The U.S. Government today released a tiny portion of the “treasure trove” of info, files, etc. snared by Navy Seals Team Six when they smoked Osama bin Laden in his compost, er, compound in Pakistan. The most interesting document, according to the main street media, was Osama’s job application he was using to recruit future terrorists. “Willing to do a suicide bombing? If so, please list your closest contact so that we may inform them when you become a martyr.” Don’t remember that question when I applied in high school at Dutch Oven Pizza in my home town or Pella, Iowa, or when I took jobs at Chrysler, Nissan and Ford.
What I found most interesting in the “treasure trove” was a passing reference to bin Laden’s correspondences with his family not living with him while ensconced in his “palace” in Pakistan. I can only imagine how they read:
Dear Osama Jr. One, Osama Jr. Two, Osama Jr. Three – oh Hell, one through 16 – and my four of five wives not suffering here with us in Pakistan (especially Karen XXOOXXOO):
Allahu Akbar. Merry Jihad and hows yous doing (learned that last phrase from a couple of jihadists in “Jersey” I Facebooked a couple of months ago.) Sorry I have not written in some time, but I cannot totally trust the UPPS – the Unreliable Pakistani Postal Service – and I have not tried to email you do to the shenanigans at the NSA. (Oh, shenanigans is an Irish term that I became aware of and just find it fun and fitting; therefore al Qaeda will never bomb Ireland. They are safe. For me, it is good to be green.)
Sorry, I got waylaid. (Waylaid is not a reference to the considerable Western porn I have been viewing, ah, er, in order to reinforce my hatred for the sickness of the United States of America and its former President George W. Bush and that Dick, Cheney.)
I hope you are all safe and look forward to the day we are a family again, sitting in the “No American Living Room” (I just cracked myself up) and watching videos of the 9/11 triumph against the Satans, my strike on the U.S.S. Cole in Yemen, and previous greatest “hits” like the original World Trade Center bombing and the killings of U.S. Marines in Beirut back when that sick man Reagan was Satan Number One. They are truly America’s “Funniest Home Videos.” I, seriously, have to grab my sides when I watch them; they are a laugh riot, kind of like Caddyshack and Stripes with Bill Murray. One of my five wives will make a really big batch of popcorn – yes, organic, don’t worry — and I promise to import some of those real-sugar Coca-Colas from Mexico if you promise to behave yourselves.

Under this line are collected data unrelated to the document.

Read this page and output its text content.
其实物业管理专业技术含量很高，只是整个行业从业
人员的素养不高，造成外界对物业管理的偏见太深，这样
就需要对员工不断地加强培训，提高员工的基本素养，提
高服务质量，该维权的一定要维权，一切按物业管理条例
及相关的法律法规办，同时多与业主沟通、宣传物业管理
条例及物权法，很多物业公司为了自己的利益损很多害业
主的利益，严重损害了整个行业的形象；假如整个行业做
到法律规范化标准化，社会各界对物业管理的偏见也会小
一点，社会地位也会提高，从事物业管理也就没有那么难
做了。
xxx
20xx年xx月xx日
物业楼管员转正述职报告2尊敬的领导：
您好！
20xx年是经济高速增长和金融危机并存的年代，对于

Attached is a check for 30 million dollars. Try to make it last as I am getting short on funds. The Accounts Payable buttheads in the Iranian government are very slow to pay and Kim Jong Ill, the Castros and Chavez are asking for very detailed expense reports and I, unfortunately, lost my receipts earlier tonight when a couple of errant helicopters flew over the house just seconds ago and blew them out the window, only to be eaten by goats.
Love to talk more, but someone is now knocking on the door. Probably Domino’s Pizza. Don’t tell anyone but I ordered a pie with Canadian Bacon and ham. Hey, living large.